Selecionei e traduzi as passagens de um discurso do general norte-americano McArthur se despedindo do serviço militar. Ele foi o general que comandou o Japão no pós-guerra, realizando um trabalho que deixou saudade. Escolhi a epígrafe acima para dizer que as virtudes marcias devem sempre ser contempladas, porque são virtudes. Um planeta sem guerras não existirá pelo incentivo ao tipo de homem que Arnold Schwarzenegger chamou de "girly-man". Antes, as virtudes marciais podem ser trabalhadas em outros projetos que não exatamente os militares. O serviço desinteressado e a honra são satisfeitos numa escola de escoteiros ou numa missão para ensinar saneamento básico nos confins da Amazônia, por exemplo.

Cada parágrago em português será seguido do original em inglês.

"Dever, Honra, Pátria: estas três palavras sagradas ditam de modo reverente o que você deve ser, o que você pode ser, o que você será. Elas são o vosso ponto para reunião de forças: construir a coragem quando ela parece falhar; renovar a fé quando parece haver pouco motivo para isto; criar esperança quando a esperança fica abandonada. Infelizmente, eu não possuo nem essa eloqüência de dicção, nem a poesia da imaginação, ou o brilho da metáfora para dizer-lhes o que significam.

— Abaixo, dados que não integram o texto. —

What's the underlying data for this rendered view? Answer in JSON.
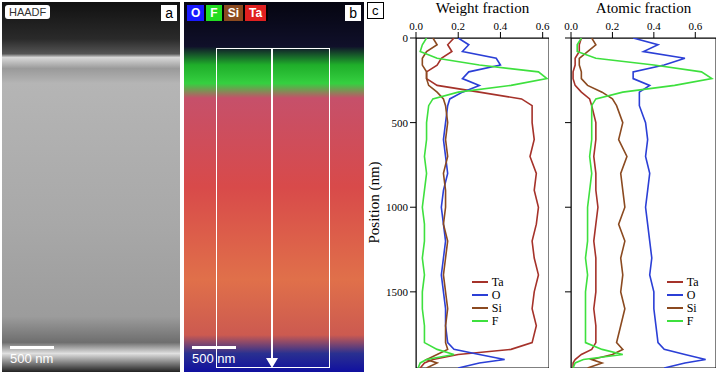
{
  "panels": {
    "a": {
      "letter": "a",
      "badge": "HAADF",
      "scale_bar": "500 nm"
    },
    "b": {
      "letter": "b",
      "scale_bar": "500 nm",
      "legend": [
        {
          "label": "O",
          "color": "#1a1aff"
        },
        {
          "label": "F",
          "color": "#22dd22"
        },
        {
          "label": "Si",
          "color": "#8b4a20"
        },
        {
          "label": "Ta",
          "color": "#e02020"
        }
      ]
    },
    "c": {
      "letter": "c"
    }
  },
  "chart_data": [
    {
      "type": "line",
      "title": "Weight fraction",
      "ylabel": "Position (nm)",
      "legend": "lower right",
      "xlim": [
        0,
        0.63
      ],
      "xticks": [
        {
          "value": 0,
          "label": "0.0"
        },
        0.2,
        0.4,
        0.6
      ],
      "ylim": [
        0,
        1950
      ],
      "yticks": [
        0,
        500,
        1000,
        1500
      ],
      "y": [
        0,
        40,
        80,
        120,
        160,
        200,
        240,
        280,
        320,
        360,
        400,
        500,
        600,
        700,
        800,
        900,
        1000,
        1100,
        1200,
        1300,
        1400,
        1500,
        1600,
        1700,
        1800,
        1840,
        1870,
        1900,
        1920,
        1950
      ],
      "series": [
        {
          "name": "Ta",
          "color": "#a5322a",
          "values": [
            0.18,
            0.15,
            0.17,
            0.12,
            0.1,
            0.05,
            0.05,
            0.1,
            0.3,
            0.5,
            0.55,
            0.55,
            0.56,
            0.54,
            0.57,
            0.56,
            0.58,
            0.57,
            0.55,
            0.56,
            0.58,
            0.56,
            0.55,
            0.57,
            0.55,
            0.45,
            0.2,
            0.08,
            0.04,
            0.02
          ]
        },
        {
          "name": "O",
          "color": "#2b3fd6",
          "values": [
            0.2,
            0.25,
            0.22,
            0.38,
            0.4,
            0.25,
            0.22,
            0.3,
            0.22,
            0.16,
            0.15,
            0.14,
            0.13,
            0.14,
            0.15,
            0.13,
            0.12,
            0.13,
            0.14,
            0.13,
            0.12,
            0.13,
            0.14,
            0.14,
            0.15,
            0.18,
            0.3,
            0.42,
            0.3,
            0.2
          ]
        },
        {
          "name": "Si",
          "color": "#8b4a20",
          "values": [
            0.08,
            0.1,
            0.05,
            0.03,
            0.03,
            0.05,
            0.05,
            0.06,
            0.1,
            0.13,
            0.14,
            0.15,
            0.14,
            0.15,
            0.13,
            0.14,
            0.14,
            0.13,
            0.15,
            0.14,
            0.13,
            0.14,
            0.15,
            0.14,
            0.14,
            0.15,
            0.1,
            0.05,
            0.1,
            0.05
          ]
        },
        {
          "name": "F",
          "color": "#3ee03e",
          "values": [
            0.05,
            0.03,
            0.02,
            0.1,
            0.3,
            0.58,
            0.62,
            0.45,
            0.2,
            0.08,
            0.06,
            0.05,
            0.05,
            0.04,
            0.05,
            0.04,
            0.03,
            0.04,
            0.04,
            0.03,
            0.04,
            0.03,
            0.03,
            0.04,
            0.04,
            0.1,
            0.18,
            0.05,
            0.02,
            0.01
          ]
        }
      ]
    },
    {
      "type": "line",
      "title": "Atomic fraction",
      "legend": "lower right",
      "tick_labels": "x",
      "xlim": [
        0,
        0.7
      ],
      "xticks": [
        {
          "value": 0,
          "label": "0.0"
        },
        0.2,
        0.4,
        0.6
      ],
      "ylim": [
        0,
        1950
      ],
      "yticks": [
        0,
        500,
        1000,
        1500
      ],
      "y": [
        0,
        40,
        80,
        120,
        160,
        200,
        240,
        280,
        320,
        360,
        400,
        500,
        600,
        700,
        800,
        900,
        1000,
        1100,
        1200,
        1300,
        1400,
        1500,
        1600,
        1700,
        1800,
        1840,
        1870,
        1900,
        1920,
        1950
      ],
      "series": [
        {
          "name": "Ta",
          "color": "#a5322a",
          "values": [
            0.05,
            0.04,
            0.04,
            0.02,
            0.02,
            0.01,
            0.01,
            0.02,
            0.05,
            0.09,
            0.1,
            0.12,
            0.12,
            0.11,
            0.12,
            0.12,
            0.13,
            0.12,
            0.11,
            0.12,
            0.12,
            0.12,
            0.11,
            0.12,
            0.12,
            0.1,
            0.05,
            0.02,
            0.01,
            0.01
          ]
        },
        {
          "name": "O",
          "color": "#2b3fd6",
          "values": [
            0.3,
            0.42,
            0.35,
            0.55,
            0.45,
            0.3,
            0.3,
            0.38,
            0.33,
            0.33,
            0.33,
            0.36,
            0.37,
            0.36,
            0.38,
            0.37,
            0.36,
            0.37,
            0.38,
            0.39,
            0.38,
            0.4,
            0.4,
            0.41,
            0.42,
            0.45,
            0.55,
            0.65,
            0.55,
            0.45
          ]
        },
        {
          "name": "Si",
          "color": "#8b4a20",
          "values": [
            0.1,
            0.12,
            0.08,
            0.04,
            0.04,
            0.05,
            0.05,
            0.08,
            0.15,
            0.2,
            0.22,
            0.25,
            0.23,
            0.27,
            0.24,
            0.25,
            0.26,
            0.23,
            0.26,
            0.24,
            0.25,
            0.24,
            0.26,
            0.24,
            0.22,
            0.25,
            0.2,
            0.1,
            0.15,
            0.08
          ]
        },
        {
          "name": "F",
          "color": "#3ee03e",
          "values": [
            0.05,
            0.03,
            0.03,
            0.12,
            0.4,
            0.63,
            0.68,
            0.5,
            0.25,
            0.12,
            0.1,
            0.1,
            0.1,
            0.09,
            0.1,
            0.09,
            0.08,
            0.08,
            0.08,
            0.07,
            0.08,
            0.07,
            0.07,
            0.07,
            0.07,
            0.15,
            0.25,
            0.06,
            0.02,
            0.01
          ]
        }
      ]
    }
  ]
}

Duty, Honor, Country: Those three hallowed words reverently dictate what you ought to be, what you can be, what you will be. They are your rallying points: to build courage when courage seems to fail; to regain faith when there seems to be little cause for faith; to create hope when hope becomes forlorn. Unhappily, I possess neither that eloquence of diction, that poetry of imagination, nor that brilliance of metaphor to tell you all that they mean.

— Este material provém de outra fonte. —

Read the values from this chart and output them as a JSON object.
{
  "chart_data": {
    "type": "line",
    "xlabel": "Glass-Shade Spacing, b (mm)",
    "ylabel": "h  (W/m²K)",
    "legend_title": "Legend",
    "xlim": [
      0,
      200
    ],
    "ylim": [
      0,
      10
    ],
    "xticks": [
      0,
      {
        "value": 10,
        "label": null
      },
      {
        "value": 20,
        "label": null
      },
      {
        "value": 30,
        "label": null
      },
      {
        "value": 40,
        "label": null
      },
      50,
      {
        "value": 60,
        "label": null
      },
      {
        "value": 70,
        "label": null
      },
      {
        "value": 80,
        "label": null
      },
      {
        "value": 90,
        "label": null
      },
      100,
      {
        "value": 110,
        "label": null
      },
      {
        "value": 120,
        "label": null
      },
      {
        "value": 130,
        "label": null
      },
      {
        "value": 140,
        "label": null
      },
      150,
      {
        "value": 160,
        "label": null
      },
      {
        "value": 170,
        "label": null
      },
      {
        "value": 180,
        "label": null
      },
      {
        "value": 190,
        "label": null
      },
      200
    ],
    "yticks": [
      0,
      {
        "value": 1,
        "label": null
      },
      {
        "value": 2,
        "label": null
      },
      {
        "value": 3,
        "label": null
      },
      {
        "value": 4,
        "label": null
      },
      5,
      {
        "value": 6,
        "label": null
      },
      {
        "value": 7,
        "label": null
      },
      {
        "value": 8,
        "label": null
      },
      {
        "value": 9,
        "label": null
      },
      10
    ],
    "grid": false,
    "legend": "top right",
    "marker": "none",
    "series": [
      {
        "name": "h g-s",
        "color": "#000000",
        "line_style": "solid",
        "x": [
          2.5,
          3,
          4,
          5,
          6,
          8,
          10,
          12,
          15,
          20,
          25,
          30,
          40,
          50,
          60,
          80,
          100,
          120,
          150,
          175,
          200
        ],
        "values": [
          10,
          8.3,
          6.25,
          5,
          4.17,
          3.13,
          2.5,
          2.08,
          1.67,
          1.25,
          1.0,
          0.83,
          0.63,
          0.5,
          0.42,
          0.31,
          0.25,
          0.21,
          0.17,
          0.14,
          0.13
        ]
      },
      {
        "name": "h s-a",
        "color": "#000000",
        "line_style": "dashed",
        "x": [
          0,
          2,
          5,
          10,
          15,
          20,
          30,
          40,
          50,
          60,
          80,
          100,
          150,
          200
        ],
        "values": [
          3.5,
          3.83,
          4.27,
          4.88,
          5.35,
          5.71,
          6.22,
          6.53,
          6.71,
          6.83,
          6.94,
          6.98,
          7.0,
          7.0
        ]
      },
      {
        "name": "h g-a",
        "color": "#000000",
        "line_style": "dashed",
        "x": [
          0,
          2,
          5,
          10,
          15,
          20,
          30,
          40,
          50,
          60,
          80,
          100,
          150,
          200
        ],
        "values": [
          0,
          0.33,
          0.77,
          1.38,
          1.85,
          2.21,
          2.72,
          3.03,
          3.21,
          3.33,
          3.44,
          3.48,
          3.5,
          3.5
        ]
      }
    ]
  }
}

Os céticos dirão que se trata apenas de palavras, de um slogan, de uma frase vistosa. Todo pedante, todo demagogo, todo cínico, todo hipócrita, todo criador de problemas, e, desculpem-me dizê-lo, alguns outros de um caráter totalmente distinto, tentarão rebaixá-las até o nível da zombaria e do ridículo.

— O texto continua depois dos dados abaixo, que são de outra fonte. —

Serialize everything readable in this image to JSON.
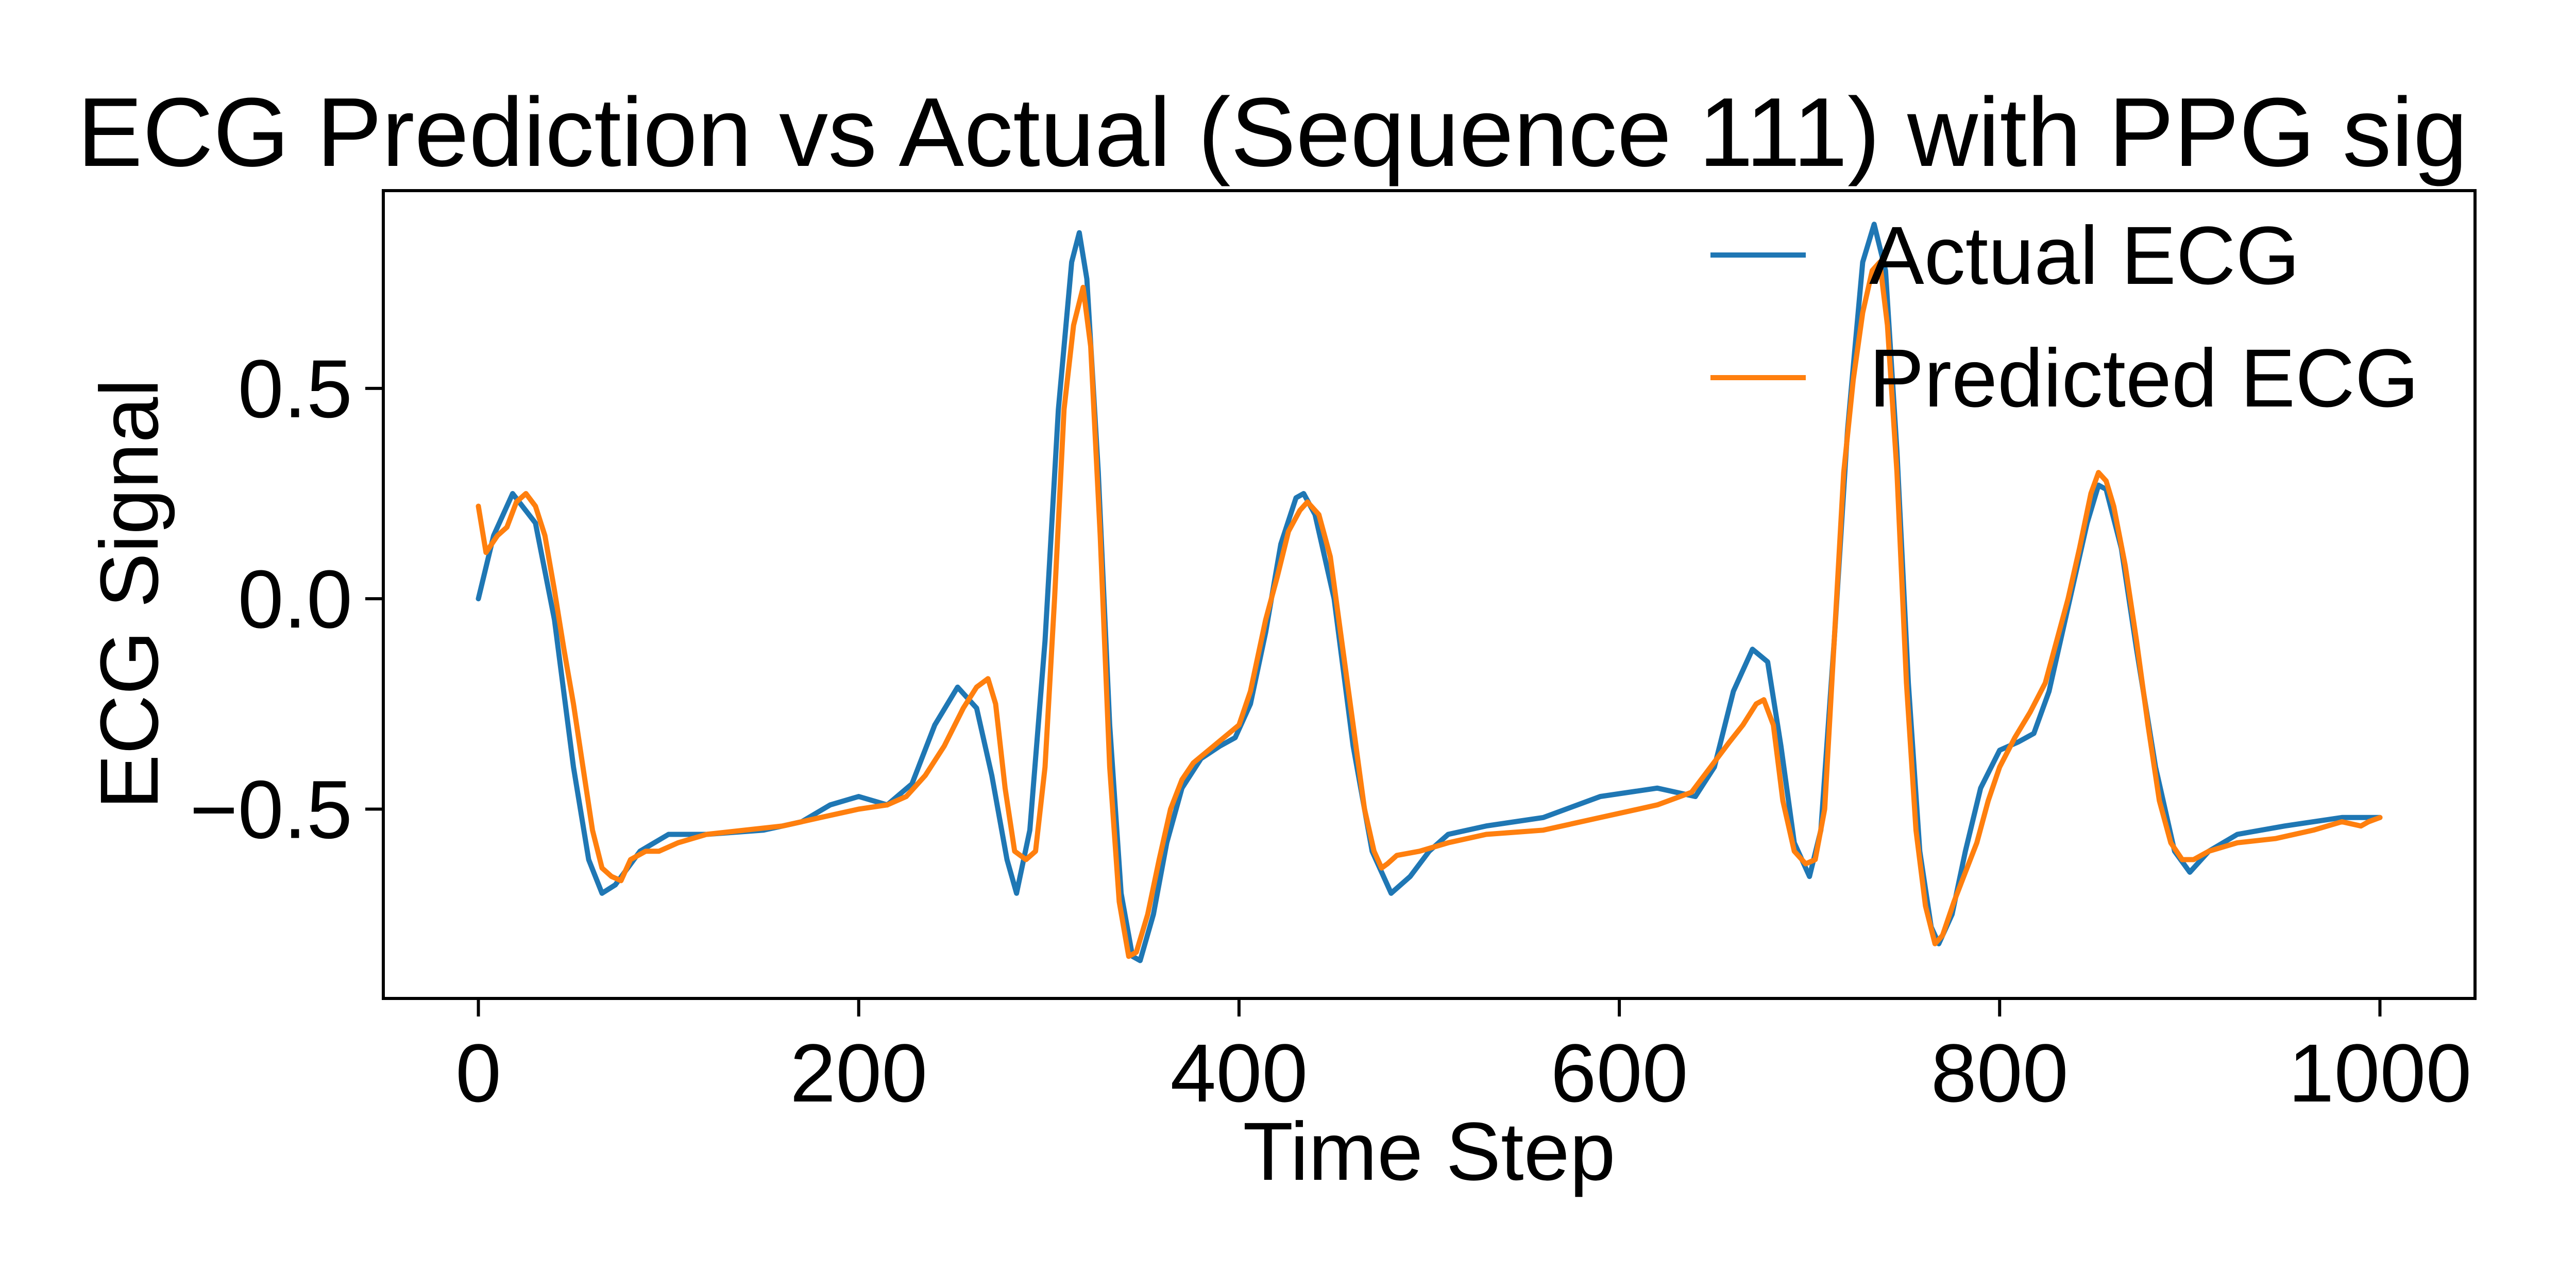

The unbelievers will say they are but words, but a slogan, but a flamboyant phrase. Every pedant, every demagogue, every cynic, every hypocrite, every troublemaker, and, I am sorry to say, some others of an entirely different character, will try to downgrade them even to the extent of mockery and ridicule.

Mas estas são algumas das coisas que as palavras fazem. Elas formam seu caráter básico. Elas vos moldam para suas funções futuras como guardiões da defesa da nação. Elas o tornam forte o bastante para saber quando se está fraco, e valente o bastante para ver o próprio rosto quando você está com medo.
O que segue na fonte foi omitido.